Finally an Enterprise Class ETL Tool From Microsoft

                By Chris Becker MCDBA MCSE OCP

 

 

With the release of SQL Server 2005 – SQL Server Integration Services (SSIS) is included, and is an enterprise strength Extract Transform Load (ETL) tool. No longer is it a side-note add on as with DTS in SQL 2000, this tool will compete aggressively against the leaders in the ETL market. If you have a licensed version of MS SQL 2005 on your network, you already own an enterprise class ETL tool.

 

For those of you not familiar with the purpose of an ETL tool, it is a way for developers and administrators to pull data from 1 data source, massage or transform the data while it is in transit such as combining FirstName and LastName fields, then loading to a destination data source.  This is a very effective method for moving large data sets around your network, loading data warehouses, or extracting even small data sets to present to users even customers in Excel or in Text files for example. 

 

In this article I will introduce you to just a few transformations which would have caused many lines of VBScript code in DTS.  I will demonstrate how to pull data from multiple sources and bring together with the Union All transformation, then eliminate duplicates with the Aggregate transform, perform a Lookup at the destination to determine rows to be added only, and finally send the data to multiple destinations with Multicast.

 

First, an introduction to the development environment. If you are familiar with DTS, you will notice some dramatic changes to the entire environment and architecture. No longer are you opening Enterprise Manager to develop your ETL packages, you launch SQL Server Business Intelligence Development Studio. Another major architecture changes, you do NOT need a connection to an instance of a SQL Server on your network to develop packages.

 

 

 

 

For those that develop Microsoft technologies using Visual Studio, you will feel right at home with the Toolbox, Solution Explorer, Server Explorer, and development workbench area. You are using Visual Studio 2005 to develop your ETL packages.
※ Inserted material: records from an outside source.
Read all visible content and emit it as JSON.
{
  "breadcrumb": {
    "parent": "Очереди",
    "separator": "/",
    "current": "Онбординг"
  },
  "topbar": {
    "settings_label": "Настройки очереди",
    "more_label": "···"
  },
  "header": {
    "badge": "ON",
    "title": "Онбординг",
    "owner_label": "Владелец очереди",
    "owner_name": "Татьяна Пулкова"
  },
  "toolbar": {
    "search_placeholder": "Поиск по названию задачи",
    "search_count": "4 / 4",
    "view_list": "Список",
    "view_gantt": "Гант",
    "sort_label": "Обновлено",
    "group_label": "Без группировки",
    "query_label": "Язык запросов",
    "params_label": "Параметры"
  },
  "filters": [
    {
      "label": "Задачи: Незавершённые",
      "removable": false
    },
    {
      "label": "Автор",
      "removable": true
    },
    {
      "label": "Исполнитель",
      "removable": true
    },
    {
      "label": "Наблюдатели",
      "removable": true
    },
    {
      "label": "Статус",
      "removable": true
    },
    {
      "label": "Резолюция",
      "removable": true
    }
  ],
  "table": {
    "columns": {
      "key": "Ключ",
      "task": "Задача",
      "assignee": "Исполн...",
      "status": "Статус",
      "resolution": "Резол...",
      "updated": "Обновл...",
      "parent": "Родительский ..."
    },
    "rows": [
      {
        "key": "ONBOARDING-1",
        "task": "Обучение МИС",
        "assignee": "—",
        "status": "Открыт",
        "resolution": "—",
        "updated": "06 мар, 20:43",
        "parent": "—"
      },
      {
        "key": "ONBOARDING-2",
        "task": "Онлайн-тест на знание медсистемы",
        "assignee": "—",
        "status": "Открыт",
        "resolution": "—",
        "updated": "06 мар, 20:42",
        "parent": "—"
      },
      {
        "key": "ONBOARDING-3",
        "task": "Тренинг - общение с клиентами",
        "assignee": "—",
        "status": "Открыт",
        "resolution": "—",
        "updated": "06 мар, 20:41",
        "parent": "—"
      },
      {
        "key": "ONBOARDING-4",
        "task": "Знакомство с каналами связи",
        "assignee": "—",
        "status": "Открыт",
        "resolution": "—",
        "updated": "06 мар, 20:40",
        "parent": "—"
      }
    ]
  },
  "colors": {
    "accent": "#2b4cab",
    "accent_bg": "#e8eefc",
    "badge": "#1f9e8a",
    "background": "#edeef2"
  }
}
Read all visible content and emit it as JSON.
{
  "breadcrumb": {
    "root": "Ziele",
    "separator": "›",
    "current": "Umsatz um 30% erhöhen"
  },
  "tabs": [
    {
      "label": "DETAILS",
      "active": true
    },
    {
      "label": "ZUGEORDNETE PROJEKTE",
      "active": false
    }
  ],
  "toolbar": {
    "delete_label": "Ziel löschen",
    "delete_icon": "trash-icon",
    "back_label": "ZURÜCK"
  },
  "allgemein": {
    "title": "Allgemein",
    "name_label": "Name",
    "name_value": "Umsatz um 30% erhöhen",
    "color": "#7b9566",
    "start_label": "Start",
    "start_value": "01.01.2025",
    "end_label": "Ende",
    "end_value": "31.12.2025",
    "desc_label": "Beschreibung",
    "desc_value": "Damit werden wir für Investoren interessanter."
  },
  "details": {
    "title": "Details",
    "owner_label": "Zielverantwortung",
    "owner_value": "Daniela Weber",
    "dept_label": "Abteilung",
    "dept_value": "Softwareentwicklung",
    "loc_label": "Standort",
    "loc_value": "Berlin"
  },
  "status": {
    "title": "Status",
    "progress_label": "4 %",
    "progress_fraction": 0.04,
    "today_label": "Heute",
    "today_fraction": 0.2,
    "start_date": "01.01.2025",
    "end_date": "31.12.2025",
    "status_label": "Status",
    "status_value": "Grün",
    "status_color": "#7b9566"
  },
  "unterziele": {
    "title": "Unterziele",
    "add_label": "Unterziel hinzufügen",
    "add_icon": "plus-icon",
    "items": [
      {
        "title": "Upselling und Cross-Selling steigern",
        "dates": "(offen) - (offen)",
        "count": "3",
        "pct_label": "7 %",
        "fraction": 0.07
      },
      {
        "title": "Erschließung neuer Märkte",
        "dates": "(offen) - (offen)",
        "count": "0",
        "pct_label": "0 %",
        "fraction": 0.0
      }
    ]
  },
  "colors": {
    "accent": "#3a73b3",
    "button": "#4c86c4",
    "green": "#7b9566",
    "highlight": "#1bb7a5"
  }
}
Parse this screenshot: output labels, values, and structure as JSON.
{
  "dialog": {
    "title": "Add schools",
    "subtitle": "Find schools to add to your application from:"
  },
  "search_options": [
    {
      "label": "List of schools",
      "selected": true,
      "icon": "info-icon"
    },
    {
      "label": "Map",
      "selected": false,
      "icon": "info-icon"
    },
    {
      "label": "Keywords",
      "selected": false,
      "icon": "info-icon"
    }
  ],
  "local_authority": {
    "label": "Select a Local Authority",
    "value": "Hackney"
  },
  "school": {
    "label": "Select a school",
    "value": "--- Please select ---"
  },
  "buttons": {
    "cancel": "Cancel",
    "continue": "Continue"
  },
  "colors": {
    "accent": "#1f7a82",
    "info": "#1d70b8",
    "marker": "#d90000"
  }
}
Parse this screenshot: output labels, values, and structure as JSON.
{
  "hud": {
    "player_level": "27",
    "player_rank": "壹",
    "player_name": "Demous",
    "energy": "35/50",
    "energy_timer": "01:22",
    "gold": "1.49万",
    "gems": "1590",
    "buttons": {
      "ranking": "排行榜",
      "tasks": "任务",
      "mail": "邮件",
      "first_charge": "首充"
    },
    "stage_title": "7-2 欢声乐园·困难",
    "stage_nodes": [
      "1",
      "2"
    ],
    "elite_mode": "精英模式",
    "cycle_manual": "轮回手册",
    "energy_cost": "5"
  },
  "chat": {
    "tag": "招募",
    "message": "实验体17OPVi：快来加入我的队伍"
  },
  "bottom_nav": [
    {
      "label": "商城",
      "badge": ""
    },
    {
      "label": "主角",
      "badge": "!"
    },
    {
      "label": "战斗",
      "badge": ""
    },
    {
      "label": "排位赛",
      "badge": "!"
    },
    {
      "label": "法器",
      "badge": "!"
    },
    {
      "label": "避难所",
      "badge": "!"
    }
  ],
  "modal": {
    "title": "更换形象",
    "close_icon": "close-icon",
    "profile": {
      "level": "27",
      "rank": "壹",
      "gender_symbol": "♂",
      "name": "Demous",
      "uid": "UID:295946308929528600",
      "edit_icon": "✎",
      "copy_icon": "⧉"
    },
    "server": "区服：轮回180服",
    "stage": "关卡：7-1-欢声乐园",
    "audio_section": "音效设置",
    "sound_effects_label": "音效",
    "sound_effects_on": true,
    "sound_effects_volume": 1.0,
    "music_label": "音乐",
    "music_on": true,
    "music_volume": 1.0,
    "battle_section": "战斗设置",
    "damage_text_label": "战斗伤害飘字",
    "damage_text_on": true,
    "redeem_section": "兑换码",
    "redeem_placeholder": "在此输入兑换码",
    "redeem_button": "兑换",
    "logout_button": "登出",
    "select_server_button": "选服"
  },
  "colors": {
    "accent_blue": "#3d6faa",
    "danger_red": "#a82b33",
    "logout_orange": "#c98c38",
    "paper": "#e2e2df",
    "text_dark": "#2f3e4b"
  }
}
For those that do not develop code, or are not familiar with a programming language, no worry – most of the projects you will encounter can be solved without knowing or using 1 line of code.  As you will see, much can be accomplished with setting properties of transformations and tasks already available out-of-the-box.

 

 

 

The ETL package I will create will involve pulling data from multiple different SQL Servers, bring together to evaluate remove duplicates, perform a lookup at the destination to determine if the record already exists, if not I want to prepare for an INSERT, if the record does exist I will load to an separate table for logging purposes. And for documentation purposes, I want a table to log those records that were inserted in it’s own audit table, so I can track exactly what is inserted and when.

 

The first step is to create a Data Flow Task, as seen above, by dragging the icon from our toolbox onto our workbench or ‘Control Flow’ tab area. Double click on the Data Flow Task to take you to the ‘Data Flow’ tab. Here is where we define our data sources, define the transformations, and define the destinations for the completed data.

 

 

 

From the toolbox we click and drag 3 OLE DB Source icons onto the Data Flow work area. These 3 sources represent 3 different SQL Servers on our network. Of course SSIS is not limited to Microsoft data sources, anything that is ODBC or OLEDB compliant, or even text file sources can be used with ease.

 

 

 

 

 

 

Now we configure each data source to a specific server. Double click on any source icon above and specify the details of our connection. Here we are connecting to a SQL Server named DEVLAB3, a database named AdventureWorks, and we are executing a SQL command to pull our data. In this case we are selecting from the Employee table where any record was modified on or after 1/1/2007.

 

 

 

 

 

 

 

 

 

 

 

 

 

 

 

 

 

 

 

 

 

Each of the 3 sources contain different (and sometimes the same) employee records. The next step would be to bring all of the above records together into 1 location to then massage, transform, and prepare for our destination. So here we create a ‘Union All’ transformation to bring together our data from the 3 separate sources.

 

 

 

 

 

 

 

 

 

 

 

 

 

Next we will need to remove duplicates, the same employee record in this environment can possibly exist in multiple data sources unfortunately. So here we want to eliminate the chance of loading duplicates into the destination data source by creating an Aggregation Transformation. Here is a look at the editor, notice the ‘Group By’ Operation.

 

 

 

 

 

 

 

 

 

 

 

 

 

 

 

 

 

 

 

 

 

Now that our data has been removed of duplicates, we now need to determine which records are to be loaded. Perhaps which are to be INSERTED and which are to be UPDATED if the already exist. This is performed the a Lookup Transformation.  A datasource or Connection Manager must be defined on the Reference Table tab, in this case to the actual destination table. Instead of defining an entire table, I use the Select EmployeeID from Employee at destination to eliminate all unnecessary columns. In effect, all we need to check is the EmployeeID field, if that EmployeeID exists already we do not want to Insert. As defined in the Lookup Transformation Editor, an Output Alias is created. This is an extra field passed to the next transformation downstream to determine whether each individual record exists or not at the destination.

 

 

 

 

 

 

 

 

 

 

 

 

 

 

 

 

 

 

 

 

Now that the lookup has taken place, we evaluate the Output Alias from above and check for the NULL value. If EmployeeID_Lookup = NULL, the record is loaded into the destination table. NULL means the record did not exist at the destination when the lookup was performed.  If the value is not NULL, meaning the record did exist, we want to do something else with these records.  Therefore, the appropriately named ‘Conditional Split Transformation’ is used.

 

 

 

 

 

 

 

 

 

 

 

 

 

 

 

 

 

 

 

 

 

 

So our ETL package has gone through the Extract and Transformations stages, and now we are ready for the Load to the destination. The package so far consists of 3 data sources, they are brought together by a Union All Transformation, then the Aggregate removes any dupes, followed by a Lookup to determine ‘do I exist or not’, with a Conditional Split to identify records for Loading.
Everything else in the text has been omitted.